Lost Toys Ltd.
- Industry: Interactive entertainment
- Predecessor: Bullfrog Productions
- Founded: March 1999
- Founders: Glenn Corpes; Jeremy Longley; Darran Thomas;
- Defunct: 2 October 2003
- Fate: Dissolved
- Headquarters: Guildford, England
- Key people: Glenn Corpes (director and lead designer); Jeremy Longley (managing director); Darran Thomas (director and head of art);
- Products: Ball Breakers; Battle Engine Aquila;
- Website: www.losttoys.com:80

= Lost Toys =

British video game developer

Lost Toys Ltd. was a British video game developer founded in March 1999 by Glenn Corpes, Jeremy Longley, and Darran Thomas, all of whom had previously worked for Bullfrog Productions. Les Edgar helped by providing financial support. Lost Toys was the third Bullfrog break-off group, after Mucky Foot Productions and Lionhead Studios, and was founded due to disillusionment after Electronic Arts purchased Bullfrog.

The company produced two games: Ball Breakers (Moho in Europe), and Battle Engine Aquila. In May 2003, Geoff Crammond chose Lost Toys as a partner to develop Stunt Car Racer Pro. Lost Toys closed on 2 October of the same year, and the game was never released.

== History ==
Thomas stated that Bullfrog's working culture changed considerably after Electronic Arts' takeover, and Corpes believed that is more efficient to develop games on one's own. He also said that, with Mucky Foot Productions and Lionhead Studios running their own affairs the way Bullfrog used to, it was "quite embarrassing to still be working for the Borg". Alex Trowers, a designer at Bullfrog who joined Lost Toys, said that the reason people were leaving Bullfrog was "because it was EA, not Bullfrog", and that Lost Toys intended to go back to developing games for its own sake rather than to keep shareholders satisfied. Corpes also commented that Lost Toys was partially his take on what Bullfrog was, as opposed to Mucky Foot, which he said was Guy Simmons, Mike Diskett, and Fin McGechie's take, and Lionhead, which he said was Peter Molyneux's take. Longley believed that small teams (Corpes said that they intended to have a maximum of 20 employees) were valuable to the gaming industry and that they could work creatively like Bullfrog. He also said that it was encouraging to see Mucky Foot and Lionhead break off from Bullfrog successfully.

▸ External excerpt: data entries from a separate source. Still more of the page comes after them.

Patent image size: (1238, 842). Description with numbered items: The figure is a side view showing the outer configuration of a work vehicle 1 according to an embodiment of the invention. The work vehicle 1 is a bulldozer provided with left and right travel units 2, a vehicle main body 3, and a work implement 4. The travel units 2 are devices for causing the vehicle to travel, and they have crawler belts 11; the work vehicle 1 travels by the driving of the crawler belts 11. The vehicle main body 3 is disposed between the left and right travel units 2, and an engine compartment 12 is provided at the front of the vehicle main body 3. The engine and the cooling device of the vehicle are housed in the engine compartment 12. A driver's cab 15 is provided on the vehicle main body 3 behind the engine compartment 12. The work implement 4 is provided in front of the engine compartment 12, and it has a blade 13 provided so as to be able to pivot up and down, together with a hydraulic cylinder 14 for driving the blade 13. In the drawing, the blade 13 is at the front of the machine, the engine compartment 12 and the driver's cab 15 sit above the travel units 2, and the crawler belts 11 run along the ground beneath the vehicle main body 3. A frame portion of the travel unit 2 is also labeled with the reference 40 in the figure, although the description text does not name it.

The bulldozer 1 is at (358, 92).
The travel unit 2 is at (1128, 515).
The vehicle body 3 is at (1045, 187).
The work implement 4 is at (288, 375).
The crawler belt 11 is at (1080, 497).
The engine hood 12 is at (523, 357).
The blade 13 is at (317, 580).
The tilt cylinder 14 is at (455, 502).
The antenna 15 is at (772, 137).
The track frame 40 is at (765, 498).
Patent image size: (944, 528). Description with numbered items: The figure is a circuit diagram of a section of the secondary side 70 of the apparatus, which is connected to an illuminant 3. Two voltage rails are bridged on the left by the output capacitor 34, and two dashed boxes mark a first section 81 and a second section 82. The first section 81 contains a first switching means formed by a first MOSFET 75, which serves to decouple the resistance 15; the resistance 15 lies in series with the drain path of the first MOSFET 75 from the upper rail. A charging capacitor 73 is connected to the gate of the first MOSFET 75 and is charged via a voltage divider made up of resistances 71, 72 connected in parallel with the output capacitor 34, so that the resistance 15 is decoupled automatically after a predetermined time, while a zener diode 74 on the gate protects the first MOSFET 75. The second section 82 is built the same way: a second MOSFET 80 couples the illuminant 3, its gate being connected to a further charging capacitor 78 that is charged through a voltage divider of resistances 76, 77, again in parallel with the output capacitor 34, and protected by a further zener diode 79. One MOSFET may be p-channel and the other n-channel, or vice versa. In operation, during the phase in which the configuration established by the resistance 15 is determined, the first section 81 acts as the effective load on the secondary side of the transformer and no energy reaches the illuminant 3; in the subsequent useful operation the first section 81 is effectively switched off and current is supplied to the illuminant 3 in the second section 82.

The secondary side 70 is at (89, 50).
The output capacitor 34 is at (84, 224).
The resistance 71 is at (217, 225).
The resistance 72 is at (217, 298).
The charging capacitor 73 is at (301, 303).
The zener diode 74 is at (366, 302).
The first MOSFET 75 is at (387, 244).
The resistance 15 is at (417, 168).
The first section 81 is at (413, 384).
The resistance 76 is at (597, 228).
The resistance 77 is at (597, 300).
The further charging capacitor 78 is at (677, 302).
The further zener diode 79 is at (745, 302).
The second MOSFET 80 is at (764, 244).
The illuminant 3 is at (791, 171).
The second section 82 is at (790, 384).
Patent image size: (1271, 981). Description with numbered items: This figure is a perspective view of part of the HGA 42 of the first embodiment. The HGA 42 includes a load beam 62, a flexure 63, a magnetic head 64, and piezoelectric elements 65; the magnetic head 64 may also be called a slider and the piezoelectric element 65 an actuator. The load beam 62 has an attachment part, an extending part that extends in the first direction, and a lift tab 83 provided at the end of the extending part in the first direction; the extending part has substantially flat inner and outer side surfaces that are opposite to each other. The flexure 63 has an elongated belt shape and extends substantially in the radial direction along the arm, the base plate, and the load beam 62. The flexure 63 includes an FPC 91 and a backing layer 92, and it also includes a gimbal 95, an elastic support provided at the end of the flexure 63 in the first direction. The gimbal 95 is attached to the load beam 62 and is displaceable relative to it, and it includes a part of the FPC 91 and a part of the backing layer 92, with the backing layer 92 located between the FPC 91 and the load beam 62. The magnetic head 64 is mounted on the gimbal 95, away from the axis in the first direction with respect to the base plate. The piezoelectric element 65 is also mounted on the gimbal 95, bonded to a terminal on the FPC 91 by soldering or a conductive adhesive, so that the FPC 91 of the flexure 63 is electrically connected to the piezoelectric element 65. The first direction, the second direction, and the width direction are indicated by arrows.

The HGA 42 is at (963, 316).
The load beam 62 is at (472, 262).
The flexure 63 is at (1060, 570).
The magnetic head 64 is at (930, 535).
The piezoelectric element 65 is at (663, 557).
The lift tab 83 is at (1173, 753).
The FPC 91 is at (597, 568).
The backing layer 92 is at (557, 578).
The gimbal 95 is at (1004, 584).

Early on, Les Edgar provided financial support to the group.

Lost Toys' first title, MoHo (known in North America as Ball Breakers) was released by Take Two Interactive for the Sony PlayStation in August 2000 under the Rockstar label, with PC and Sega Dreamcast versions following later that year. European president of Take Two, Kelly Summer, stated that they were impressed with the game's style and design, and that they had found "the best of the best" with Lost Toys. Corpes said that it was "a cool little game" and that it was inspired by Marble Madness. In April 2000, Longley said that MoHo is "a next-generation game on a now-generation platform". MoHo is targeted toward all gamers, and the minimal violence was in line with Bullfrog's philosophy. By early 2002, Lost Toys had 17 employees.

Lost Toys's second title, Battle Engine Aquila, was released on the Xbox and PlayStation 2 by Infogrames in January 2003. According to Edge, Lost Toys' philosophy and small team structure influenced its inception. Longley said that Lost Toys were tempted to have it feature an apple with a worm, referring to Black & White demos. In May 2003, it was revealed that Lost Toys had created an enhanced version for NVIDIA's GeForce FX 5900 and signed an OEM deal, and that Geoff Crammond has selected Lost Toys to be his company Simergy's partner in developing Stunt Car Racer Pro, and would be responsible for its art and graphics. Crammond chose Lost Toys because of their "proven track record of producing great multiformat titles on time and to budget". In August, Encore signed a publishing deal with Lost Toys to publish the PC version of Battle Engine Aquila. Corpes said that Battle Engine Aquila was "the best thing I ever worked on".

On 2 October of the same year, Lost Toys closed, and all staff were made redundant. Stunt Car Racer Pro was cancelled, and Crammond's business manager said it was "the best game he never sold". According to Crammond, the game had reached a "working demo stage".